Fot. Maciek Jazwiecki / Agencja Wyborcza.pl

Mocne słowa RPO o wypłacie pieniędzy dla PiS

Rzecznik praw obywatelskich Marcin Wiącek był gościem na antenie TVN24 2 stycznia 2025 r. Zapytany został o uchwałę Państwowej Komisji Wyborczej przyjmującej sprawozdanie komitetu wyborczego Prawa i Sprawiedliwości. ,,Intencją PKW było przyjęcie tego sprawozdania i wywołanie skutków prawnych.” – mówił

RPO wskazał, że zgodnie z zapisami ustawy, szef resortu finansów powinien wypłacić PiS pieniądze. Odnosząc się do samej decyzji PKW ocenił, że była to kwestia rozstrzygnięcia konfliktu wartości.

Wiącek zaznaczył, że jeśli minister finansów ma wątpliwości w sprawie przekazania środków PiS po decyzji PKW, powinien wydać formalną decyzję. Taka decyzja mogłaby być następnie zaskarżona do sądu administracyjnego.

,,Pamiętajmy w jakich okolicznościach PKW podejmowała tę uchwałę. W okolicznościach ogromnego kryzysu władzy sądowniczej. PKW stanęła przed pewnym konfliktem wartości, który musiała rozstrzygnąć. Bo ma z jednej strony ustawę, która mówi jednoznacznie, co powinna zrobić w takim przypadku. Z drugiej strony mamy całą sekwencję orzeczeń trybunałów europejskich odnoszących się do sędziów powołanych od 2018 roku.” – powiedział

Wiącek zaznaczył, że jeśli minister finansów ma wątpliwości w sprawie przekazania środków PiS po decyzji PKW, powinien wydać formalną decyzję. Taka decyzja mogłaby być następnie zaskarżona do sądu administracyjnego.

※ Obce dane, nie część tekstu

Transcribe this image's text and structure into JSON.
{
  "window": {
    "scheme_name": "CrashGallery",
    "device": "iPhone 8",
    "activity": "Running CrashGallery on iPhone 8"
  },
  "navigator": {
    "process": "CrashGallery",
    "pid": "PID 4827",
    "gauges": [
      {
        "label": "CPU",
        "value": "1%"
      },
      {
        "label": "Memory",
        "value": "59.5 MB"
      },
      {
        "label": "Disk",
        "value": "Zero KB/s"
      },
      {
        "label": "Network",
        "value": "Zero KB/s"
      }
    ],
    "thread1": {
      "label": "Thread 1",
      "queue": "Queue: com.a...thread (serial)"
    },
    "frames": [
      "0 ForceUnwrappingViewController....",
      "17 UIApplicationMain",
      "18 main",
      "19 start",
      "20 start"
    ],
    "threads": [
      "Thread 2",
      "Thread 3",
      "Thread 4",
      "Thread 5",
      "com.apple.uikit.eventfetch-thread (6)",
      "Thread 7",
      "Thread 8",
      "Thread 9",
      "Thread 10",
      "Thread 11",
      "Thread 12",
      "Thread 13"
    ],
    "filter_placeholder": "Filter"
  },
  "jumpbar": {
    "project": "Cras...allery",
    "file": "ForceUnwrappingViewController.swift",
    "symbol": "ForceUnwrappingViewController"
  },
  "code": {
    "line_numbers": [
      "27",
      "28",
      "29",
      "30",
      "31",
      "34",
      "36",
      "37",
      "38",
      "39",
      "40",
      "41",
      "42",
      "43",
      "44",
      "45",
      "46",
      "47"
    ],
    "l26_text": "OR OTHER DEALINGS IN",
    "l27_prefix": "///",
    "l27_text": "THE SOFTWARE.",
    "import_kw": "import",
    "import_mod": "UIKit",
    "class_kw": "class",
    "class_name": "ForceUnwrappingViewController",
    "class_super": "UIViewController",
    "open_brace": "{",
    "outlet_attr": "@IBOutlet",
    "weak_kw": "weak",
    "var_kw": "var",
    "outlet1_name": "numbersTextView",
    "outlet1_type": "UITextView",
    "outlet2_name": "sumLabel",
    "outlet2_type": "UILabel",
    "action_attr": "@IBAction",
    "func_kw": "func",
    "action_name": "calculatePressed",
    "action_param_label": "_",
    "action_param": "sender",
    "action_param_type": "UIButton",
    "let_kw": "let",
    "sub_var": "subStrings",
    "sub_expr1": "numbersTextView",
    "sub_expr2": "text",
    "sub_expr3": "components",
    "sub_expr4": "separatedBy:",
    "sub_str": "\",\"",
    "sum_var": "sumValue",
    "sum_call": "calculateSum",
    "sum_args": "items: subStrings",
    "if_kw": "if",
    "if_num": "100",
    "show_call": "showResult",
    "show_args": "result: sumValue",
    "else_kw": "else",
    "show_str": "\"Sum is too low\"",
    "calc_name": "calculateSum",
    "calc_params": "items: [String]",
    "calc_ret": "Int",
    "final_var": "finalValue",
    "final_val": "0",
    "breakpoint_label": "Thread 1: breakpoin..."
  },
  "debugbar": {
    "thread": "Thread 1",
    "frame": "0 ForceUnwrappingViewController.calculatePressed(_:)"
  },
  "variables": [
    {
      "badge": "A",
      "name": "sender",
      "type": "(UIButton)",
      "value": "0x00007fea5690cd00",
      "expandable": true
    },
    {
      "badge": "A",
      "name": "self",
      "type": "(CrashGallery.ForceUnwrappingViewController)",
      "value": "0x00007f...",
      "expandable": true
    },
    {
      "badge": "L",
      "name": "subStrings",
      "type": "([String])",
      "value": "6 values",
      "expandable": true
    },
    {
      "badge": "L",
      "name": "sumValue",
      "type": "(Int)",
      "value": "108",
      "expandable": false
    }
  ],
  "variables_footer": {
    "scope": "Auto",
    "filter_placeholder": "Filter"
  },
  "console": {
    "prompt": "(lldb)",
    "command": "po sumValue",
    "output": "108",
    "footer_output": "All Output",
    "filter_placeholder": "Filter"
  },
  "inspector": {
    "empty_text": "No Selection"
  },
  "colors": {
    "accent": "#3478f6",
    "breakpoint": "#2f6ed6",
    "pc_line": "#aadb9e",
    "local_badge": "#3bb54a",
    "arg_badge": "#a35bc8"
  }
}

,,Jeżeli Minister Finansów zamierza zrobić inaczej, to powinien wydać rozstrzygnięcie w tym zakresie. Powinien wydać decyzję, dokument, który potem mógłby być przedmiotem kontroli sądu […] Na tym opiera się system finansowania, że pieniądze partii politycznej powinny być przyznawane na podstawie ustawy, z udziałem niezależnych organów ewentualnie rozstrzygających spory.” – mówił

RPO tłumaczył, że „to Państwowa Komisja Wyborcza decyduje, a rolą ministra finansów jest wykonanie decyzji„. Zgodnie z przepisami odrzucenie sprawozdania rocznego może skutkować utratą przez partię prawa do subwencji z budżetu na trzy lata.